1) Installing GT 4.2
2) Running globus-rls-server, use a memory checker (on Solaris I'm using
libumem)
3) Running a script like www.isi.edu/~schuler/bug6356/rls-test.sh on a couple
client machines every 5 minutes out of cron
4) And waiting a couple days for the ABORT signal to kill the process

I agree with your assessment -- that the erroneous free could come from
anywhere and not necessarily GSI or an underlying SSL lib.

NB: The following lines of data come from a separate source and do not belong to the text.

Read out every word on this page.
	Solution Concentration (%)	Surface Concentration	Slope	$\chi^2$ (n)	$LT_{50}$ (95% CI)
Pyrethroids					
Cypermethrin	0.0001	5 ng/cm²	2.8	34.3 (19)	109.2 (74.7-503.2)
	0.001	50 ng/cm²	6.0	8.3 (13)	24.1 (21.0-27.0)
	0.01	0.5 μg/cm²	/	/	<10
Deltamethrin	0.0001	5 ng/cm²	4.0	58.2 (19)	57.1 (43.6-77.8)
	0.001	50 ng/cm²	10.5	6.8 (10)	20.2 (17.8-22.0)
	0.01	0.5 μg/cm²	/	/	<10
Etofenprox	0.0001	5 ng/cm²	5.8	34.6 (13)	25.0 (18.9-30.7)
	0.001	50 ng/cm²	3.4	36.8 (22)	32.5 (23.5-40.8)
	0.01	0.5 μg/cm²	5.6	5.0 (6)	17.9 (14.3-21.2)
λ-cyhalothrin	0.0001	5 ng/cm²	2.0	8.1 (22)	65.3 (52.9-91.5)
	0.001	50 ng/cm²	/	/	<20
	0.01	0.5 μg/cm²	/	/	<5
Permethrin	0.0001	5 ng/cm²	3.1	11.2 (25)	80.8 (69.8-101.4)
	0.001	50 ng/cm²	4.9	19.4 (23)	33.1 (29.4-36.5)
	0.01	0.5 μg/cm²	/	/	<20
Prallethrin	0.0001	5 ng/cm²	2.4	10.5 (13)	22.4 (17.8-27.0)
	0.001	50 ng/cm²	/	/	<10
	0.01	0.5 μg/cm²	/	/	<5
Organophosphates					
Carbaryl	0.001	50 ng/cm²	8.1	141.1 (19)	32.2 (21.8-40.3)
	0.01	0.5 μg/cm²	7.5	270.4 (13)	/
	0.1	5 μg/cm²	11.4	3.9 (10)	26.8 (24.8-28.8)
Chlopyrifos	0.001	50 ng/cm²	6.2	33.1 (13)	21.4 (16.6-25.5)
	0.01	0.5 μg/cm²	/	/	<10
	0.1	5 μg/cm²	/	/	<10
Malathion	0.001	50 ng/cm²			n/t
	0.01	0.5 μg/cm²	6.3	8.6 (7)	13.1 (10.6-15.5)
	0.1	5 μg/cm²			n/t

------- Comment #13 From 2008-09-24 15:32:47 -------
I ran with valgrind on linux for quite a while and saw some odd things coming
out of the mysql driver, but it didn't crash. I did run into a crash while
debugging a globus_io test looks like it that might be related. The patch for
that is at http://www.mcs.anl.gov/~bester/patches/bug6356.diff
------- Comment #14 From 2008-09-25 12:33:16 -------
I created the following GPT source packages which I used to patch my Solaris
test environment:

http://www.isi.edu/~schuler/bug6356/globus_gsi_cert_utils-5.0.tar.gz
http://www.isi.edu/~schuler/bug6356/globus_gssapi_gsi-5.9.tar.gz
------- Comment #15 From 2008-10-14 13:13:18 -------
I should just add that the GSI patch was released with GT 4.2.1, so users of
that distribution and later do not need to apply the patches.